Born Louisa Ann Gardner, she was the daughter of a sea captain who was lost at sea when she was seven years old. She and her mother moved to Charleston, South Carolina, where her mother died. Orphaned, Louisa went to Baltimore to live with an uncle, Ephraim Gardner. While in Baltimore, she met and, in 1821, married Stephen Swain, who operated a chair factory. When their fourth child was six weeks old, Stephen Swain sold the chair factory and the family moved, first to Zanesville, Ohio, and later to Indiana. Soon after their son Alfred and his young family moved to the new town of Laramie, Wyoming, in 1869, the Swains joined them.

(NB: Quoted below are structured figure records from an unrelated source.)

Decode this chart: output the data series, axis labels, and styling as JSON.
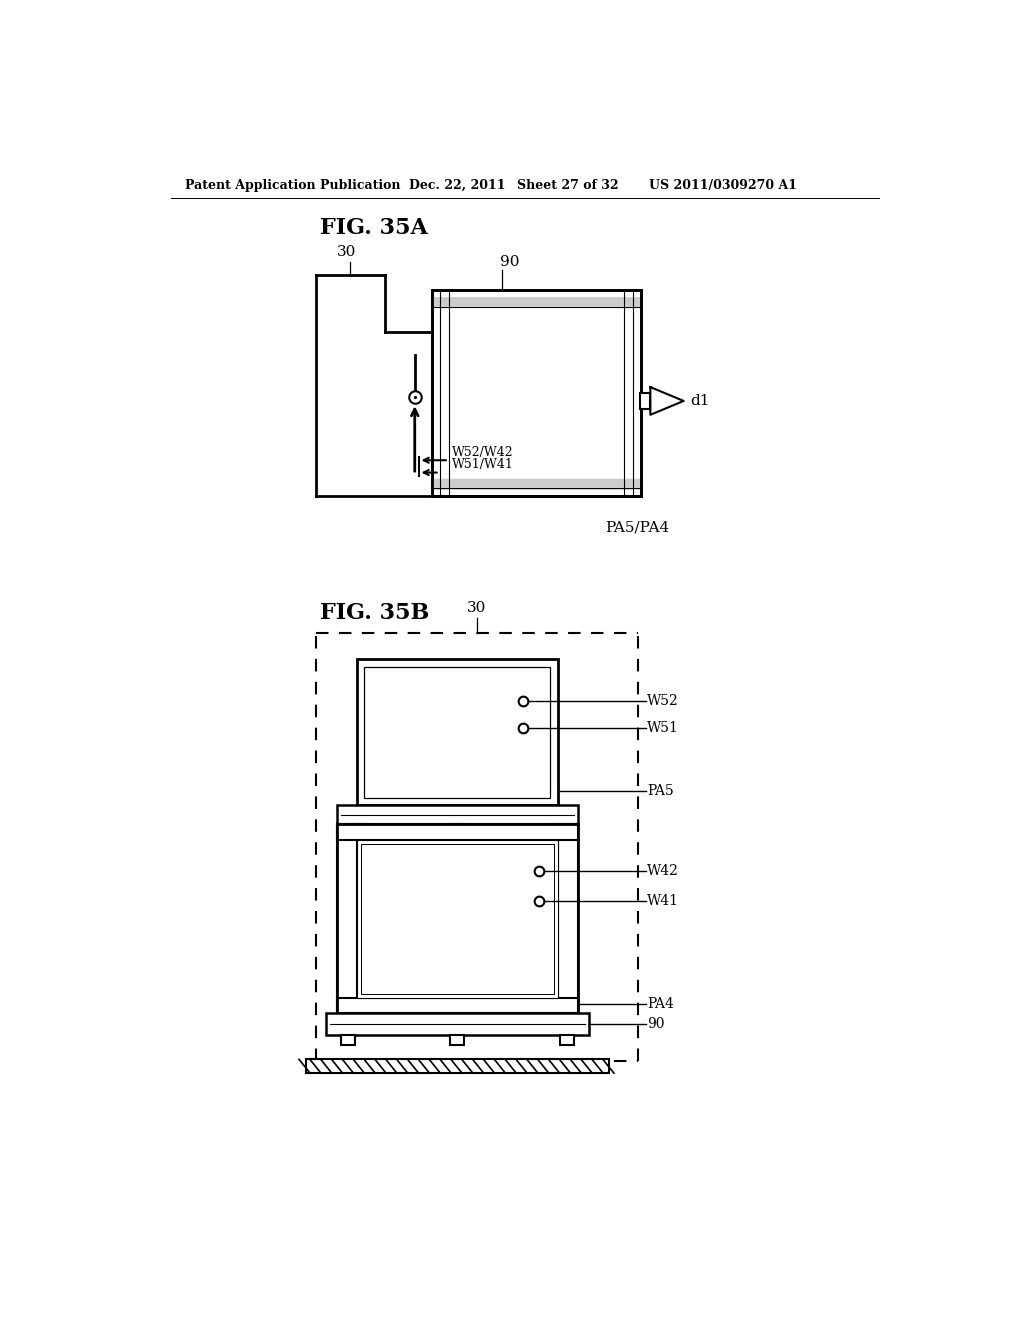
{
  "bg_color": "#ffffff",
  "line_color": "#000000",
  "header_text": "Patent Application Publication",
  "header_date": "Dec. 22, 2011",
  "header_sheet": "Sheet 27 of 32",
  "header_patent": "US 2011/0309270 A1",
  "fig_35a_title": "FIG. 35A",
  "fig_35b_title": "FIG. 35B",
  "label_30_a": "30",
  "label_90_a": "90",
  "label_d1": "d1",
  "label_w52w42": "W52/W42",
  "label_w51w41": "W51/W41",
  "label_pa5pa4": "PA5/PA4",
  "label_30_b": "30",
  "label_w52_b": "W52",
  "label_w51_b": "W51",
  "label_pa5_b": "PA5",
  "label_w42_b": "W42",
  "label_w41_b": "W41",
  "label_pa4_b": "PA4",
  "label_90_b": "90"
}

On September 6, 1870, she arose early, put on her apron, shawl and bonnet, and walked downtown with a tin pail in order to purchase yeast from a merchant. She walked by the polling place and concluded she would vote while she was there. The polling place had not yet officially opened, but election officials asked her to come in and cast her ballot. She was described by a Laramie newspaper as "a gentle white-haired housewife, Quakerish in appearance."

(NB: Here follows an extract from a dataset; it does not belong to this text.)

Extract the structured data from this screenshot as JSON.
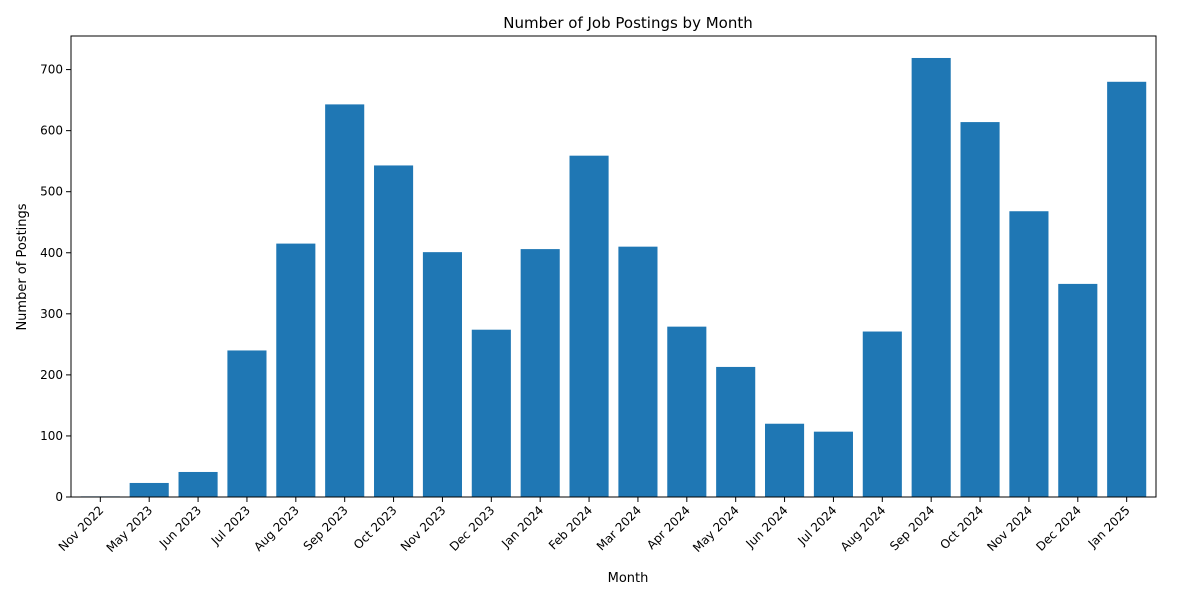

She was 69 years old when she cast the first ballot by any woman in the United States in a general election. Soon after the election, Stephen and Louisa Swain left Laramie and returned to Maryland to live near a daughter. Stephen died October 6, 1872, in Maryland. Louisa died January 25, 1880, in Lutherville, Maryland. Her body was buried in the Friends Burial Ground on Harford Road in Baltimore.

Legacy

The Louisa Swain Foundation was established in 2001 and is dedicated to preserving and celebrating Swain's heritage and history and "fostering education in the areas of democracy, human rights and suffrage". The Foundation runs the Wyoming House for Historic Women in Laramie, Wyoming, which celebrates thirteen women, including Swain. A statue in her honor was dedicated in front of the museum in 2005.
Congress recognized September 6, 2008, as Louisa Swain Day via House Concurrent Resolution 378.